Today's post is about fighting what's in our heads.

The devil knows us so well, that he knows every button that sets us off. He knows about what happened to you when you were younger, and how if he simply does "this", it will cause you to "pop". And for a lot of us, we don't even know this because we've lived with it for so long. And this is why this fight is so intense - it's because it involves your greatest asset - your mind.

There is nothing wrong with us because we all struggle with something in our minds. Again, we are all broken somehow. But these struggles deafen or prevent us from truly "seeing" God... Pride, hurt, selfishness, fear, trauma... Unchecked, they can be the disconnect in our lives, when we are trying to connect with God. (and we all want to connect with God) That's why guarding, strengthening & renewing our minds is crucial. because the battle usually starts in the mind.


Paul says that our job in this "battle" is to demolish strongholds.
"Ummmm.... what's that?!?"
A stronghold could be any type of mental block. It can be anything that prevents, diminishes or causes us to argue with the knowledge of God. Materialism, atheism, darwinism, ... any type of -ism's can be used by us to battle against God's knowledge. These strongholds can also be a personal attitude - Worry, seeking approval, anything that can be our idol, fear, guilt, resentment, insecurity,... (place your "known" issue here... and then place your unknown issue here as well). Whatever our stronghold may be, the Bible says that we are to tear them down.

"Take captive every thought to make it obedient to Christ" - We must control our thoughts so that they are in line with Jesus.
"Ummmmm... How do we do that?"
Left unchecked, our minds are often disobedient, rebellious. "My mind never really seems like it's 'mine'!" How often do we find ourselves wanting to think one way, only for our mind to go in the other direction? When we need to reflect, our mind goes off in a random direction... When we need to pray, our thoughts float away...

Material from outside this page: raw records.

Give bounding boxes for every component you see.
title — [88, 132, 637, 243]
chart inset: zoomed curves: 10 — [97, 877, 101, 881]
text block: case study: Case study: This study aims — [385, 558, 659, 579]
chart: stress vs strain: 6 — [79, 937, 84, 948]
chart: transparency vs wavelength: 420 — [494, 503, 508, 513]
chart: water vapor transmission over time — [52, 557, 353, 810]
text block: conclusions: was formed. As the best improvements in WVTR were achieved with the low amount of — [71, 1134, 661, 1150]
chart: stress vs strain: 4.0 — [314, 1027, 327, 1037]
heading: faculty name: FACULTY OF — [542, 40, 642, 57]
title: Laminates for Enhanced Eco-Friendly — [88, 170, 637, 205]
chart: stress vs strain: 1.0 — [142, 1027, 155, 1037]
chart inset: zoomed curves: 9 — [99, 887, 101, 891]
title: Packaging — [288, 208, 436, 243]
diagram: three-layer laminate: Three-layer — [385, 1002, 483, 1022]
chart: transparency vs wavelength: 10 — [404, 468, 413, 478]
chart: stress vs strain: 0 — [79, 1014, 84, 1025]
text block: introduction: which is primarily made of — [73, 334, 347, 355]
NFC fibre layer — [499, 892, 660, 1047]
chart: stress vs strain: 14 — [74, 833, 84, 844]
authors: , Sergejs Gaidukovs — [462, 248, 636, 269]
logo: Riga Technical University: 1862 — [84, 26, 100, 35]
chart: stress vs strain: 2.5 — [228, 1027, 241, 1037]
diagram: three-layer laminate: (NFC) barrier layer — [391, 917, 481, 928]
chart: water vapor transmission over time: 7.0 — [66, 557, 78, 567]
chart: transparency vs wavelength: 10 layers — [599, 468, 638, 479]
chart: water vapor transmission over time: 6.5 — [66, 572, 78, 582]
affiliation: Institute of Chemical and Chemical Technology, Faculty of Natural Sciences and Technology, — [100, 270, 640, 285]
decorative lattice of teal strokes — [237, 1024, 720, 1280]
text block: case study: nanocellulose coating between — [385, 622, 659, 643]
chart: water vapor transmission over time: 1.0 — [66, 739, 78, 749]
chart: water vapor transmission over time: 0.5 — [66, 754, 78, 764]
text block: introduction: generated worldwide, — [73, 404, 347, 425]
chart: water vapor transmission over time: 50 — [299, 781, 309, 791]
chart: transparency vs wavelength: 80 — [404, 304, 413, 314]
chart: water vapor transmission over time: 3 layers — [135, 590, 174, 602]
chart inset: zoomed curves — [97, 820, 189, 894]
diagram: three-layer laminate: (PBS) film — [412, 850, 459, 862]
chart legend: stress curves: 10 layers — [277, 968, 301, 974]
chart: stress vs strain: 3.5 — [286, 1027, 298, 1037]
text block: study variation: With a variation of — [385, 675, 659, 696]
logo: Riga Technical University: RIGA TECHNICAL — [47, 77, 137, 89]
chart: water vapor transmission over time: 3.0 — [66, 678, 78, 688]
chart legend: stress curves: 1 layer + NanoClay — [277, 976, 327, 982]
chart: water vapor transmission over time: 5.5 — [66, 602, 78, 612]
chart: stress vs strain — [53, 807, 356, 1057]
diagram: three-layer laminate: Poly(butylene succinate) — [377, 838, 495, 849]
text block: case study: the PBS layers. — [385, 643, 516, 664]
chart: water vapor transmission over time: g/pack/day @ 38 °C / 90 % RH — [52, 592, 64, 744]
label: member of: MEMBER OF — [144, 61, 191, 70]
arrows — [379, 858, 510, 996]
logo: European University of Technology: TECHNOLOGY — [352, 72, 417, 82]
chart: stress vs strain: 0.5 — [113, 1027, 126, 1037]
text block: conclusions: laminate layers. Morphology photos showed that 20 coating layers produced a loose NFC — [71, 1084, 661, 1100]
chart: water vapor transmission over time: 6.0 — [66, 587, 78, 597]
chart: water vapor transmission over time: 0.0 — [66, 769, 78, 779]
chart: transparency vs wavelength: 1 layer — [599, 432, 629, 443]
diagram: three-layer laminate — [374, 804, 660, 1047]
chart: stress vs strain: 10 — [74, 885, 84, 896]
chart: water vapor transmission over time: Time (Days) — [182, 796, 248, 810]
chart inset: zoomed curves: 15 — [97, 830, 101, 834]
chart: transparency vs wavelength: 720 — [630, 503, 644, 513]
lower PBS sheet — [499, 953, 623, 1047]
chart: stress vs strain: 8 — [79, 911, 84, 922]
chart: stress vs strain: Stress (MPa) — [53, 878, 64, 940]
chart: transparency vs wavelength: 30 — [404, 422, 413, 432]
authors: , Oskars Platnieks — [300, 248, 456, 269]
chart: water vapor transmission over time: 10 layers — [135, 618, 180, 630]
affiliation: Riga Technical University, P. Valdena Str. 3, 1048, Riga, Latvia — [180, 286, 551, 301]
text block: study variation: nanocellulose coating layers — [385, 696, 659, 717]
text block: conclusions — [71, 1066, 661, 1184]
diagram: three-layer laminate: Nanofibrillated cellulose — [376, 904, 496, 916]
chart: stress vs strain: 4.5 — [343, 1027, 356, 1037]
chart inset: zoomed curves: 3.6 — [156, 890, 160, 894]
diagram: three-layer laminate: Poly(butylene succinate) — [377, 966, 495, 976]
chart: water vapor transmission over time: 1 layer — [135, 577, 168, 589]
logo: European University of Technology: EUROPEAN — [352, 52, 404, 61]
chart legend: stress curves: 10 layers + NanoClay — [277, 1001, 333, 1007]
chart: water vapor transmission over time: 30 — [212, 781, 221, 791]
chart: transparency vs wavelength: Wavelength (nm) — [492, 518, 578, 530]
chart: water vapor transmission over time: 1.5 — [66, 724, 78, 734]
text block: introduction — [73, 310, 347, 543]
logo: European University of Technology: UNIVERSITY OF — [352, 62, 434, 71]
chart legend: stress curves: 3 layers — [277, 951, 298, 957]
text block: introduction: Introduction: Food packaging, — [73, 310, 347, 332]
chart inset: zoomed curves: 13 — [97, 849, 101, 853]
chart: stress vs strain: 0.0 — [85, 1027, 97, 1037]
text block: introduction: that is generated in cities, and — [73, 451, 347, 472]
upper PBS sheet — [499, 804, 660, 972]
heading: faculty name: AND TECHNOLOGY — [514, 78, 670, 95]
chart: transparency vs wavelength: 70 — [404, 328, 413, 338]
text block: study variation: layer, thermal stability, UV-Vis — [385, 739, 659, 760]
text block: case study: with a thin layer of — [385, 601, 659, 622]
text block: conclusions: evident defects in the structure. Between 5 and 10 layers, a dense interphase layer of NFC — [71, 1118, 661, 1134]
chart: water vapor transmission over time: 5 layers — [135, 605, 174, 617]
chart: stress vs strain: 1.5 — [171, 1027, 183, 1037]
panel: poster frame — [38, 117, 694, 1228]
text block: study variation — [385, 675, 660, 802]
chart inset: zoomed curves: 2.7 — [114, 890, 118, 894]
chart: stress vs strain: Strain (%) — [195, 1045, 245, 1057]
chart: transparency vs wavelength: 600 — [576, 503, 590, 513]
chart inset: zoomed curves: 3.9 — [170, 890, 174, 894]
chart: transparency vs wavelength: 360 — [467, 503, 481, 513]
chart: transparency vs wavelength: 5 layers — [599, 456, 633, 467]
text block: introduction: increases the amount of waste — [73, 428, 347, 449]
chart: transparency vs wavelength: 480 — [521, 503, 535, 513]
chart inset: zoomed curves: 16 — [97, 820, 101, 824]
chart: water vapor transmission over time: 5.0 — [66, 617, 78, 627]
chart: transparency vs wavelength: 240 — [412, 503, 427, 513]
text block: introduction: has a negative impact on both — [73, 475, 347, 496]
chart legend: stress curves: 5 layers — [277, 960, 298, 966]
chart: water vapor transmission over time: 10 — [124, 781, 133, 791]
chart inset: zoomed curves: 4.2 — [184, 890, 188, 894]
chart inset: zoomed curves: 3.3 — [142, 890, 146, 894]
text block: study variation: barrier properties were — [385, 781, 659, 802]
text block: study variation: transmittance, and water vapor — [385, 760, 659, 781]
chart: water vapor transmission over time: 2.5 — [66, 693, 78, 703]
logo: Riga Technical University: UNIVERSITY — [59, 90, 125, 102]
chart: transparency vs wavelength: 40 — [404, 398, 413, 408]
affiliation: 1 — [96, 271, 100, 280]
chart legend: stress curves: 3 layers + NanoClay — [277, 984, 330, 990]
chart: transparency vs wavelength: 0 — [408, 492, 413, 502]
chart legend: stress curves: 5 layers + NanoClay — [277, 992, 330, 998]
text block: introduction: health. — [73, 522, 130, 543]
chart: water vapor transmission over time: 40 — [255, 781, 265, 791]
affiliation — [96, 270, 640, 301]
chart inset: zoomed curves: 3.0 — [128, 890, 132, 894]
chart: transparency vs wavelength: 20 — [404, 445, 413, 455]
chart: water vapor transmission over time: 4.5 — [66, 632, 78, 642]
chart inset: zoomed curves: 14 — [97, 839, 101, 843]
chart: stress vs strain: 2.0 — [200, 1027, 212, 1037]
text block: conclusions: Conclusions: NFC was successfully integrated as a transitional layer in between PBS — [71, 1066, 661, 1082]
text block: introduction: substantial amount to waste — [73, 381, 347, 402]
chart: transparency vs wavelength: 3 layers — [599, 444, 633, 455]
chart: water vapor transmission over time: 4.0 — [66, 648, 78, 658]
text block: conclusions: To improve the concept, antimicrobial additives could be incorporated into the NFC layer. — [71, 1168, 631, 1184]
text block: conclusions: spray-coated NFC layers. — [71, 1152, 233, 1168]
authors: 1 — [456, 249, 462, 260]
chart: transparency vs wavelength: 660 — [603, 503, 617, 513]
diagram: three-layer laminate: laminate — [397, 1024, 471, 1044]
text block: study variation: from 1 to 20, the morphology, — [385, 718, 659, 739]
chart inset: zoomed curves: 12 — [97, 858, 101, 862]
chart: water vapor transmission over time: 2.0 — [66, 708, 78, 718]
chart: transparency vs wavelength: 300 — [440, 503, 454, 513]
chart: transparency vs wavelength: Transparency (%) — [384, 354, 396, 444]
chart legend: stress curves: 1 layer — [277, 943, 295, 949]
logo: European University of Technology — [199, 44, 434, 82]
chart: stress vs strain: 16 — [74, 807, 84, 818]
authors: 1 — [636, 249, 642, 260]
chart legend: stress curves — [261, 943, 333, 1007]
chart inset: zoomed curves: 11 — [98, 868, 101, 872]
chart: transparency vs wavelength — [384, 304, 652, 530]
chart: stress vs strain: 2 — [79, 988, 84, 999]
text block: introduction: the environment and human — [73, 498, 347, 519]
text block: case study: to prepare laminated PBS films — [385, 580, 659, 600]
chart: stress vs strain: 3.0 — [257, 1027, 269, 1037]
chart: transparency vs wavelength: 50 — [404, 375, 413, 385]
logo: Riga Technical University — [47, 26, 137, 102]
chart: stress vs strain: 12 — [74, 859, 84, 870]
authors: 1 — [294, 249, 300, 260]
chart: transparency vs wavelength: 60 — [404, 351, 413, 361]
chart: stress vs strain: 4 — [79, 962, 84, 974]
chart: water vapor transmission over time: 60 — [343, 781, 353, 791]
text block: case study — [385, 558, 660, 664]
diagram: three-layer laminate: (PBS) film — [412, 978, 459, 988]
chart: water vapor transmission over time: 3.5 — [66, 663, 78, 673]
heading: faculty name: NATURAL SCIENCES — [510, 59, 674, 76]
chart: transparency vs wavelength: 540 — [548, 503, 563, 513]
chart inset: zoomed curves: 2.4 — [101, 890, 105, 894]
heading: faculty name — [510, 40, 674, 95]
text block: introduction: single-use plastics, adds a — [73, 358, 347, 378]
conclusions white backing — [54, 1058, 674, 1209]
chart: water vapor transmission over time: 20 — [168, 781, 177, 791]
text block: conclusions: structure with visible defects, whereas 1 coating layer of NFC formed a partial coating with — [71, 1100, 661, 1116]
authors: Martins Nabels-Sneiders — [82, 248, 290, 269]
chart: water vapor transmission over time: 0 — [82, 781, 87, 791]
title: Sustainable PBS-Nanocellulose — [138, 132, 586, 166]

19For I do not do the good I want to do, but the evil I do not want to do—this I keep on doing. 24What a wretched man I am!


Romans 7:19,24

The battle in our minds is a topic that is not spoken about. It's better left unsaid because it can be "that button" that easily upsets us. And yet we need to begin to address it because this battle is something that prevents us from fully giving to God.

Don't Believe Everything You Think
It's normal to feel that, if we think something, that it must be true because we're the ones that thought of it! But the problem is, just because we thought of it, doesn't make it true. The world, past experiences, the devil... puts suggestions before our minds, and we can easily become overwhelmed. You subject someone to so many false ideas, it doesn't take long before they begin to believe them.

Our Minds Are Broken By Sin
If this is true, then we really can't trust what we even think.

The heart is deceitful above all things and beyond cure. Who can understand it?


Jeremiah 17:9

If we are good at something, we are good at lying to ourselves.
I do it.
You do it.

We are pro's when it comes to convincing ourselves that things aren't nearly as bad as they really are. When was the last time we told ourselves "it's no big deal" when it is a big deal? This is why we need to be upfront & honest with ourselves. We need to question our own thoughts, but also help others to not believe everything that they think.

Sin begins with a lie.

Satan is the father of lies, so if he can get you to believe the lie, he can get you to sin. Every time we sin, we are thinking that we know better than God. "If we claim to be without sin, we deceive ourselves and the truth is not in us." - 1 John 1:8

[More in tomorrow's post...]


Side Note: Your prayers re: my "the struggle with my friends" have been effective - THANK YOU! I have had the calmness and courage to re-approach 3 relationships - 2 have responded with success, and I'm waiting to see how the 3rd rolls out. I still have one friendship where i wouldn't mind it staying where it is - with strong boundaries - and that's ok with me. But I still have one friend who still seems "disconnected". And it's difficult because they are the most important person to me alive [outside of my family]. Pls continue to pray for everyone involved - thks.